The Secretary noted that there were those who saw some possibility of a gradual evolutionary merging of our widely disparate systems. Thesis and antithesis (of present systems) might lead to a new synthesis. In the US, large corporations paid 75 percent of their profits in local state and federal taxes. There was some planning involved in import-export arrangements. The Secretary said that Ambassador Galbraith had once written that in “Socialist” India there was more free enterprise than in the US. Rapacki noted that there were different kinds of “socialism”. India and Cuba don’t have socialism in the sense they understand it. There are differences between Polish, Soviet, Chinese socialism.
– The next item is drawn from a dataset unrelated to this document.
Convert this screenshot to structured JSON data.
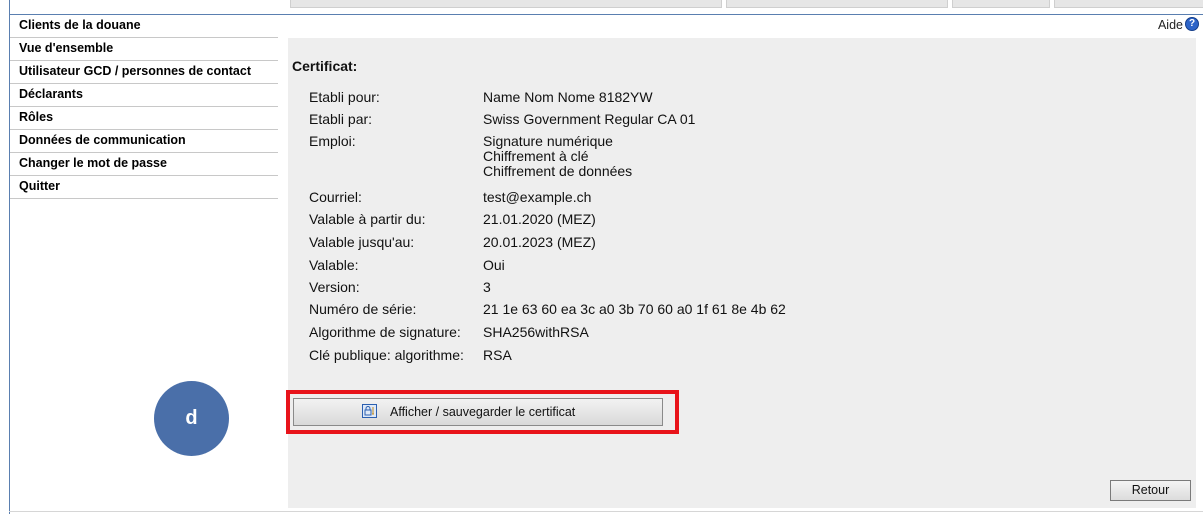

When India does have socialism, it will be its own form.
  1. Source: Department of State, Secretary’s Memoranda of Conversation: Lot 65 D 330. Confidential. Drafted by Garthoff and approved in S on March 22. The meeting was held at the U.S. Mission.
  2. For text of the Soviet draft treaty, see Documents on Disarmament, 1962, vol. I, pp. 103–127.
  3. For text of the statement, see Current Digest of the Soviet Press, December 28, 1960, pp. 3–9, and January 4, 1961, pp. 3–8.
  4. Extracts of Khrushchev’s speech are printed in Documents on Disarmament, 1961, pp. 1–15.